So much has happened that is cause for grief, concern or plain disgust. The universally admired Dr A P J Abdul Kalam passed away. There was a terror attack in Gurdaspur. Amidst a debate on the legality and morality of the death penalty, Yakub Memon was hanged. Cases of molestation or rape continue to be reported every day. Government is unwilling to yield to break the logjam in Parliament.
This week, I would like to draw attention to an issue that is of paramount importance to the economy.
The issue is, ‘who will decide the monetary policy?’. For the average person, the question can be rephrased to read ‘who should decide the policy that will determine the rates of interest at which commercial banks will lend money?’. The average person will be right if he assumes it is the government’s job, but within the concept of ‘government’ there are many authorities that are empowered by law to function autonomously and not as an arm of the executive government.
Balancing Growth & Inflation
The Reserve Bank of India (RBI) is one such authority. RBI is no ordinary bank. It is the central bank, the issuer of currency and bonds, the regulator of commercial banks and non-banking financial institutions, and has other functions as well. In modern economies, it is the central bank that decides the monetary policy. The unstated premise is that the central bank will consult the government. The optimistic belief is that the government will (or should) always agree with the central bank. Alas, that is not true!
The government is concerned with growth, investment and jobs — and also inflation. Only a foolish government will believe that it can ignore inflation as long as there is growth and jobs for the people. A wise government will look for a ‘balance’: in a developing country the balance is usually expressed in the phrase ‘high growth with moderate inflation’.

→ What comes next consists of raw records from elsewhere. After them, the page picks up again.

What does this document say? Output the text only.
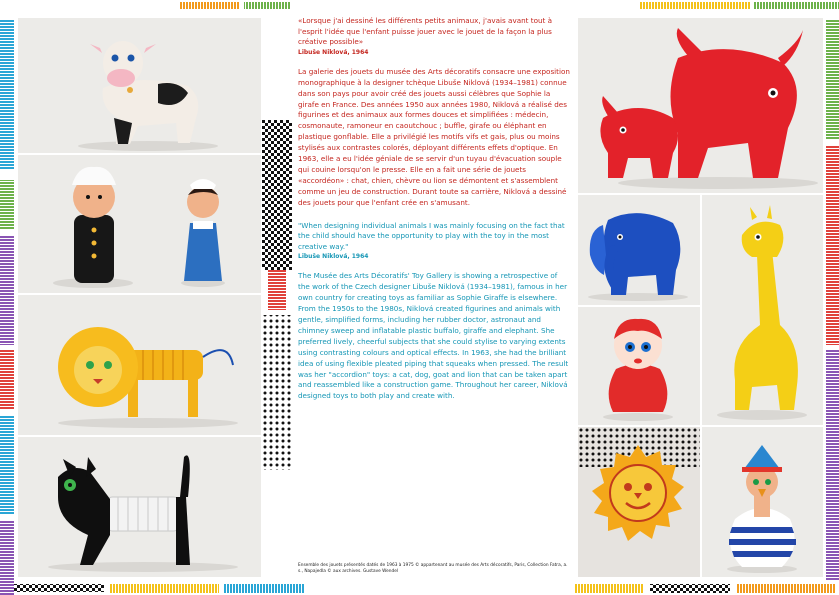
«Lorsque j'ai dessiné les différents petits animaux, j'avais avant tout à l'esprit l'idée que l'enfant puisse jouer avec le jouet de la façon la plus créative possible»

Libuše Niklová, 1964

La galerie des jouets du musée des Arts décoratifs consacre une exposition monographique à la designer tchèque Libuše Niklová (1934–1981) connue dans son pays pour avoir créé des jouets aussi célèbres que Sophie la girafe en France. Des années 1950 aux années 1980, Niklová a réalisé des figurines et des animaux aux formes douces et simplifiées : médecin, cosmonaute, ramoneur en caoutchouc ; buffle, girafe ou éléphant en plastique gonflable. Elle a privilégié les motifs vifs et gais, plus ou moins stylisés aux contrastes colorés, déployant différents effets d'optique. En 1963, elle a eu l'idée géniale de se servir d'un tuyau d'évacuation souple qui couine lorsqu'on le presse. Elle en a fait une série de jouets «accordéon» : chat, chien, chèvre ou lion se démontent et s'assemblent comme un jeu de construction. Durant toute sa carrière, Niklová a dessiné des jouets pour que l'enfant crée en s'amusant.

"When designing individual animals I was mainly focusing on the fact that the child should have the opportunity to play with the toy in the most creative way."

Libuše Niklová, 1964

The Musée des Arts Décoratifs' Toy Gallery is showing a retrospective of the work of the Czech designer Libuše Niklová (1934–1981), famous in her own country for creating toys as familiar as Sophie Giraffe is elsewhere. From the 1950s to the 1980s, Niklová created figurines and animals with gentle, simplified forms, including her rubber doctor, astronaut and chimney sweep and inflatable plastic buffalo, giraffe and elephant. She preferred lively, cheerful subjects that she could stylise to varying extents using contrasting colours and optical effects. In 1963, she had the brilliant idea of using flexible pleated piping that squeaks when pressed. The result was her "accordion" toys: a cat, dog, goat and lion that can be taken apart and reassembled like a construction game. Throughout her career, Niklová designed toys to both play and create with.

Ensemble des jouets présentés datés de 1963 à 1975 © appartenant au musée des Arts décoratifs, Paris, Collection Fatra, a. s., Napajedla © aux archives. Gustave Wendel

The central bank’s main concern is price stability. In developed countries and in some developing countries, the central bank has just one target — inflation. Many central bankers believe that the central bank must target inflation and only inflation. All recent RBI governors held that view. It appears that Dr Raghuram Rajan also holds the same view, although I can recall conversations with him that led me to think that he did not rule out seeking a balance between promoting growth and targeting inflation.
Not at loggerheads
There is a popular view among commentators that finance ministers and central bank governors are always at loggerheads. That view may make interesting copy, but it is far from the truth. On 8 out of 10 monetary policy statements or actions, the government and the RBI will be — and in the past, have been — on the same page. There will, of course, be the occasional disagreement, but that disagreement stems from different assessments of the economic situation at any given time. For example, the government has assessed the current economic situation as non-inflationary and therefore desires a cut in the policy interest rate to stimulate growth. On the contrary, the RBI has assessed the situation as still high on inflationary expectations and therefore wishes to maintain the policy interest rate. No one can be sure who is right. There appears to be an honest disagreement between the government and the RBI.

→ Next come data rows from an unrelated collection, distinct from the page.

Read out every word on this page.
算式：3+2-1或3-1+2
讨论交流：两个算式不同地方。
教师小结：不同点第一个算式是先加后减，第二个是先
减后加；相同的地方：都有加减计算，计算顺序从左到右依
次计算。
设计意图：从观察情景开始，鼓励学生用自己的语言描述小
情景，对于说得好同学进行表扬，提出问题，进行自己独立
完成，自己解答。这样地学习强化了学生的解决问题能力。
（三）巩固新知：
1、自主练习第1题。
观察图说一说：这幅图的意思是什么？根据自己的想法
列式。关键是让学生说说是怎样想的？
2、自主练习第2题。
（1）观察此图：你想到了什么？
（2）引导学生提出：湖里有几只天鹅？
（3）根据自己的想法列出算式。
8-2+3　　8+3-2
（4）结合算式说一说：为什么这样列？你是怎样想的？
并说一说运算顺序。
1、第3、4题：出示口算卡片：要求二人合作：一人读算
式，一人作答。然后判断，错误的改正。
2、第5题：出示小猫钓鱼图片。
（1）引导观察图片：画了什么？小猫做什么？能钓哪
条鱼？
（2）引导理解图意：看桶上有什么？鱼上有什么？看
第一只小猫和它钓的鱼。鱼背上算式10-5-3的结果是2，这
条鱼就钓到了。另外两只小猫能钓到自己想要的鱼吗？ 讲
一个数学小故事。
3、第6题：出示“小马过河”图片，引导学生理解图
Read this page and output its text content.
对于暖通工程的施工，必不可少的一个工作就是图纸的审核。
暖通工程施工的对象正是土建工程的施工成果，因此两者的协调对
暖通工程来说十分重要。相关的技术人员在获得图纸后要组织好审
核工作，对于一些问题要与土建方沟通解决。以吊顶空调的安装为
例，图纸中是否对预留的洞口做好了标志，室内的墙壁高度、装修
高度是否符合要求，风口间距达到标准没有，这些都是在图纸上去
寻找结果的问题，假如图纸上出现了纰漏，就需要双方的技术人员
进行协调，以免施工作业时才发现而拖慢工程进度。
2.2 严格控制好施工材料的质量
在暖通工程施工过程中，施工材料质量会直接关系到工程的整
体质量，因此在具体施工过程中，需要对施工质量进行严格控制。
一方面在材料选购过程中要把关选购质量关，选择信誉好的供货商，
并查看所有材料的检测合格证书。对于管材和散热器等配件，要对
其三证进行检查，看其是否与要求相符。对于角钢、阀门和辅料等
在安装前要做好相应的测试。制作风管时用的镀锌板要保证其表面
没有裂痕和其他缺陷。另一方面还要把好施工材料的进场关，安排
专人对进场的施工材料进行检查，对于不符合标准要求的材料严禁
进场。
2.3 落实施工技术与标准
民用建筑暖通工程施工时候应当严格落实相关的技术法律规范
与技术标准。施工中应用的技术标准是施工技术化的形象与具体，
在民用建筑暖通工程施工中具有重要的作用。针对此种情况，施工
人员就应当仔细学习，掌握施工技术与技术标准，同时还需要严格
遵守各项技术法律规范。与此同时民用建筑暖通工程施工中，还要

We need a mechanism that will reconcile the perceptions of the government and the central bank and take an objective view. The Financial Services Legislative Reforms Commission (FSLRC) has proposed a mechanism: a Monetary Policy Committee (MPC) on the lines obtaining in many countries.
Rival proposals on MPC
No one seems to be opposed in principle to the MPC or the qualifications and independence required of its members. Differences have emerged regarding the composition and authority of the MPC. FSLRC has advocated a 7-member MPC with three members of the RBI and four external members nominated by the government. The RBI (Urjit Patel Committee report) has recommended a 5-member MPC with three members of the RBI and two external members chosen by the RBI. Decisions on monetary policy will be taken by a vote in the MPC. In both proposals, a vote is envisaged, but not a veto to the governor.

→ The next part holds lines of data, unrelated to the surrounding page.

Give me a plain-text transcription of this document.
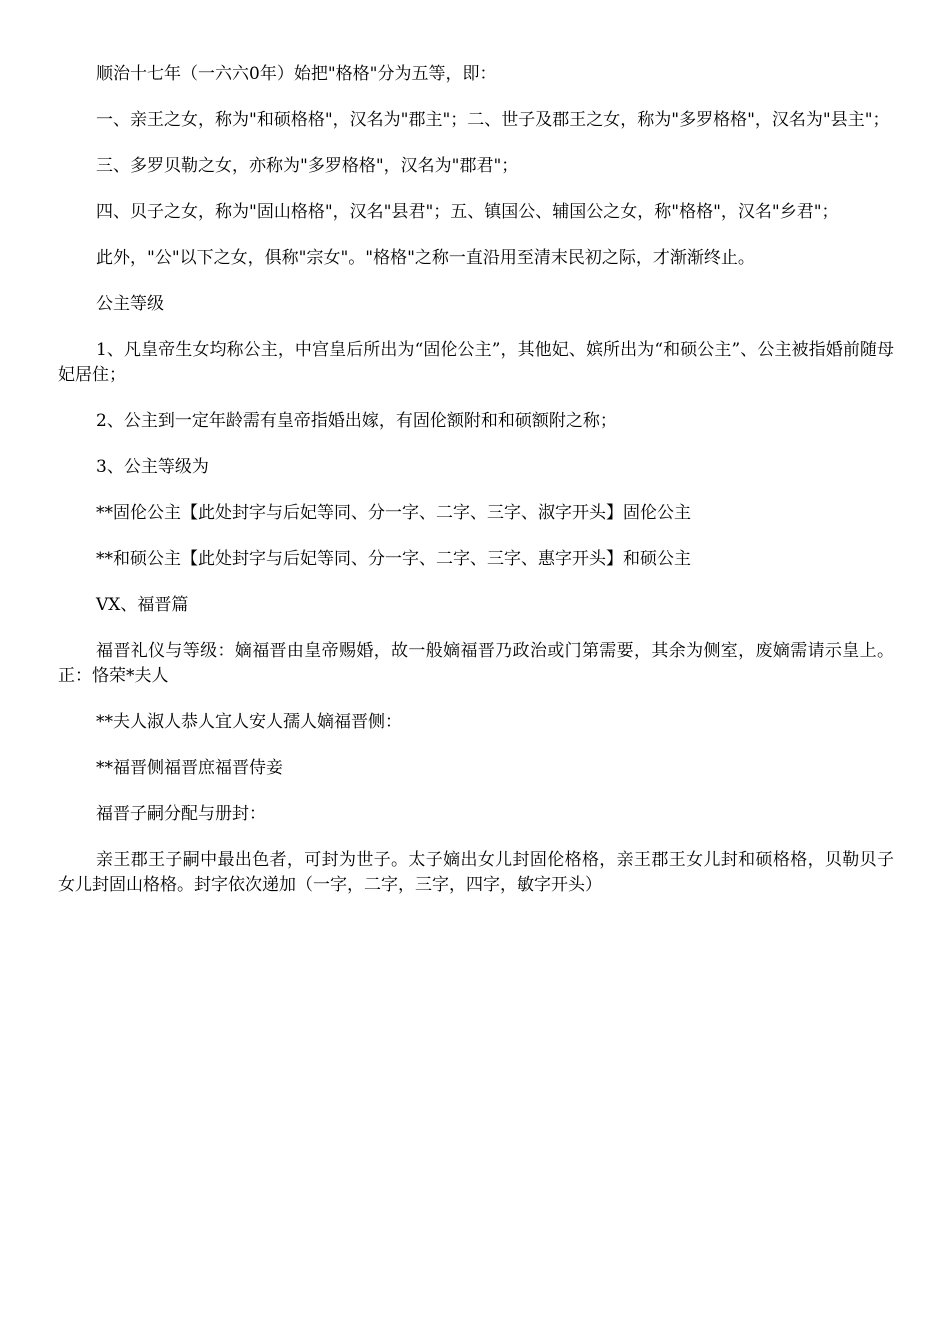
顺治十七年（一六六0年）始把"格格"分为五等，即：

一、亲王之女，称为"和硕格格"，汉名为"郡主"；二、世子及郡王之女，称为"多罗格格"，汉名为"县主"；

三、多罗贝勒之女，亦称为"多罗格格"，汉名为"郡君"；

四、贝子之女，称为"固山格格"，汉名"县君"；五、镇国公、辅国公之女，称"格格"，汉名"乡君"；

此外，"公"以下之女，俱称"宗女"。"格格"之称一直沿用至清末民初之际，才渐渐终止。

公主等级

1、凡皇帝生女均称公主，中宫皇后所出为“固伦公主”，其他妃、嫔所出为“和硕公主”、公主被指婚前随母妃居住；

2、公主到一定年龄需有皇帝指婚出嫁，有固伦额附和和硕额附之称；

3、公主等级为

**固伦公主【此处封字与后妃等同、分一字、二字、三字、淑字开头】固伦公主

**和硕公主【此处封字与后妃等同、分一字、二字、三字、惠字开头】和硕公主

VX、福晋篇

福晋礼仪与等级：嫡福晋由皇帝赐婚，故一般嫡福晋乃政治或门第需要，其余为侧室，废嫡需请示皇上。正：恪荣*夫人

**夫人淑人恭人宜人安人孺人嫡福晋侧：

**福晋侧福晋庶福晋侍妾

福晋子嗣分配与册封：

亲王郡王子嗣中最出色者，可封为世子。太子嫡出女儿封固伦格格，亲王郡王女儿封和硕格格，贝勒贝子女儿封固山格格。封字依次递加（一字，二字，三字，四字，敏字开头）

I wonder who brought up the question of a veto to the governor. A veto is the antithesis of a vote. A vote and a veto co-exist uneasily and with unhappy consequences only in the UN Security Council!
My view, though unconventional, is there may be a 6-member committee — three from the RBI and three external members nominated by the government. In the case of a tie, let the governor have a casting vote. The minutes must be made public. Assuming the three internal members vote alike, the governor needs to persuade at least one external member to agree with him, and on most occasions he will. In situations where all three external members disagree with the three internal members, it will be a brave governor who will vote, every time, in his own favour to break the tie.
I reject the argument that the government cannot be trusted to nominate qualified or independent members. Governor Rajan was appointed by the UPA government and we are proud of the choice. So, let’s have a six-member MPC and give the governor a casting vote, but put the onus squarely upon him.